Polymorphism in SQL part one – anyelement and anyarray

Technical Product Manager

June 24, 2020

The term “polymorphism”, and its inflections, has various meanings in the context of programming languages in general. Roughly, it means “chameleon-like”. Of course, Wikipedia has something to say about it, here. PostgreSQL uses it with this meaning: “Parametric polymorphism: when one or more types are not specified by name but by… symbols that can represent any type”.

The term “variadic” has a universal meaning, and again Wikipedia has something to say about it, here. “A variadic [subprogram] has indefinite “arity”, [that is, it] accepts a variable number of arguments”.

In this two part post, I explain how YugabyteDB stored procedures implement these two central programming language notions.

Part One (this post) explains how polymorphism is implemented by declaring a subprogram with formal parameters of the pseudo-types “anyelement” and “anyarray”.
Part Two explains how marking a subprogram’s formal parameter with the keyword “variadic” implements that notion.

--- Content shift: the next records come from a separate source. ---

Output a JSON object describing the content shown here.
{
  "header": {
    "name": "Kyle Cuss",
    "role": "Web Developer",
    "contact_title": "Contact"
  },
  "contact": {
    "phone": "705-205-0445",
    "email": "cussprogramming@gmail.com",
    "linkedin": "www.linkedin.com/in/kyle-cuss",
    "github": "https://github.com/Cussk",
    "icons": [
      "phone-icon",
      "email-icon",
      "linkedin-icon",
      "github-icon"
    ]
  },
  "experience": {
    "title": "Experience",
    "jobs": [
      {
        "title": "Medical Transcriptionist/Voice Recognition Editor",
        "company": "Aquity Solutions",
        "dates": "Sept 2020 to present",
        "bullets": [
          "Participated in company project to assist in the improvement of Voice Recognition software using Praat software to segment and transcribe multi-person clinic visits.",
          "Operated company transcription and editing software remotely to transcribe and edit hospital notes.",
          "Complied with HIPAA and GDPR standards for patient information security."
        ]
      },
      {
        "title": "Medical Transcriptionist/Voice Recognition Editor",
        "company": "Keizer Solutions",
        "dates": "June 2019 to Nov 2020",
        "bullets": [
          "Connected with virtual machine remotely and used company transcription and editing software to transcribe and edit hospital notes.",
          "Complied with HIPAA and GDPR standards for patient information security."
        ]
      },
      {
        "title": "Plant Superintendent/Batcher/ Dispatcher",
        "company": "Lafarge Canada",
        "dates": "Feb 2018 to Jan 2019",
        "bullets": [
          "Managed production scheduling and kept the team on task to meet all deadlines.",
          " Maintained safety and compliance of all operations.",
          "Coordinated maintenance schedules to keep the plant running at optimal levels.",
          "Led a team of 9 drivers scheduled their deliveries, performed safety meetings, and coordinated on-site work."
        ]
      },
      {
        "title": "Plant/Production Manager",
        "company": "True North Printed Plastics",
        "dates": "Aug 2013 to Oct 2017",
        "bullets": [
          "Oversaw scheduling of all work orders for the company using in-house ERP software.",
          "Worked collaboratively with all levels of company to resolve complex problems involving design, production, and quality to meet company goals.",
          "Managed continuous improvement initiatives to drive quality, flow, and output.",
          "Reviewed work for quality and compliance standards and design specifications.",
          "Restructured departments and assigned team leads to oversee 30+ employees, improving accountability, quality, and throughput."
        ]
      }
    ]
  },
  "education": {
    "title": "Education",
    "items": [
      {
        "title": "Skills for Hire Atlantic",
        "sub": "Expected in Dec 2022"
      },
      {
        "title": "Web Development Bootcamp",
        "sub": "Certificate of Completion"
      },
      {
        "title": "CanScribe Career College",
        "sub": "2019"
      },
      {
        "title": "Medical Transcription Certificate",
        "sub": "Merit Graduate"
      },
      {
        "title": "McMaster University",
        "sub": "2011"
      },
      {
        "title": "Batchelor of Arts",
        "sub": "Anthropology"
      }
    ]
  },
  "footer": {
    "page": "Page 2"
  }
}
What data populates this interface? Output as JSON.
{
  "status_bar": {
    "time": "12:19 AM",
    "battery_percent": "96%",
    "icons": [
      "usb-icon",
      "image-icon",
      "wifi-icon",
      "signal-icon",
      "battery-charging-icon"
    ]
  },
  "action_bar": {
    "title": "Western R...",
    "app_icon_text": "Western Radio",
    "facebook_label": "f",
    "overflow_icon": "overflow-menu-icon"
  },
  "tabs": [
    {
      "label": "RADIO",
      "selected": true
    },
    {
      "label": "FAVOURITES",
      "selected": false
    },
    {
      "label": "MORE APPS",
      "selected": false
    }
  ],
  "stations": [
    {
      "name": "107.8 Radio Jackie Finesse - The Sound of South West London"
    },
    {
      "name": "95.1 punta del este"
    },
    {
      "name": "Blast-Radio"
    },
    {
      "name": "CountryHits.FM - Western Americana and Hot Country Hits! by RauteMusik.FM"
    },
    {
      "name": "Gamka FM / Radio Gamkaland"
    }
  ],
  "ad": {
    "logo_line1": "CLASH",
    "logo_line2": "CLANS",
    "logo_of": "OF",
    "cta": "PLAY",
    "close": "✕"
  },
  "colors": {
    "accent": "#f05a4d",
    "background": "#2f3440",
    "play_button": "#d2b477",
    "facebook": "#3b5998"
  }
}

I also bring the two notions together to show you how to implement a non-aggregate version of any built-in aggregate function so that you can use it outside the context of a SQL subquery, just as the “least()” and “greatest()” built-ins already (but uniquely) do this for the “min()” and “max()” aggregate functions.

You can see, then, that I’m stretching the technical meaning of “polymorphism” in the title of this post series. I’m focusing on the chameleon metaphor to capture the idea that I’m showing two powerful techniques that let functions automagically adapt to the way in which they’re invoked.

YugabyteDB is an open source, high-performance distributed SQL database built on a scalable and fault-tolerant design inspired by Google Spanner. YugabyteDB uses its own special distributed document store called DocDB. But it provides SQL and stored procedure functionality by re-using the “upper half” of the standard PostgreSQL source code. This is explained in the two part blog post “Distributed PostgreSQL on a Google Spanner Architecture”: (1) Storage Layer; and (2) Query Layer.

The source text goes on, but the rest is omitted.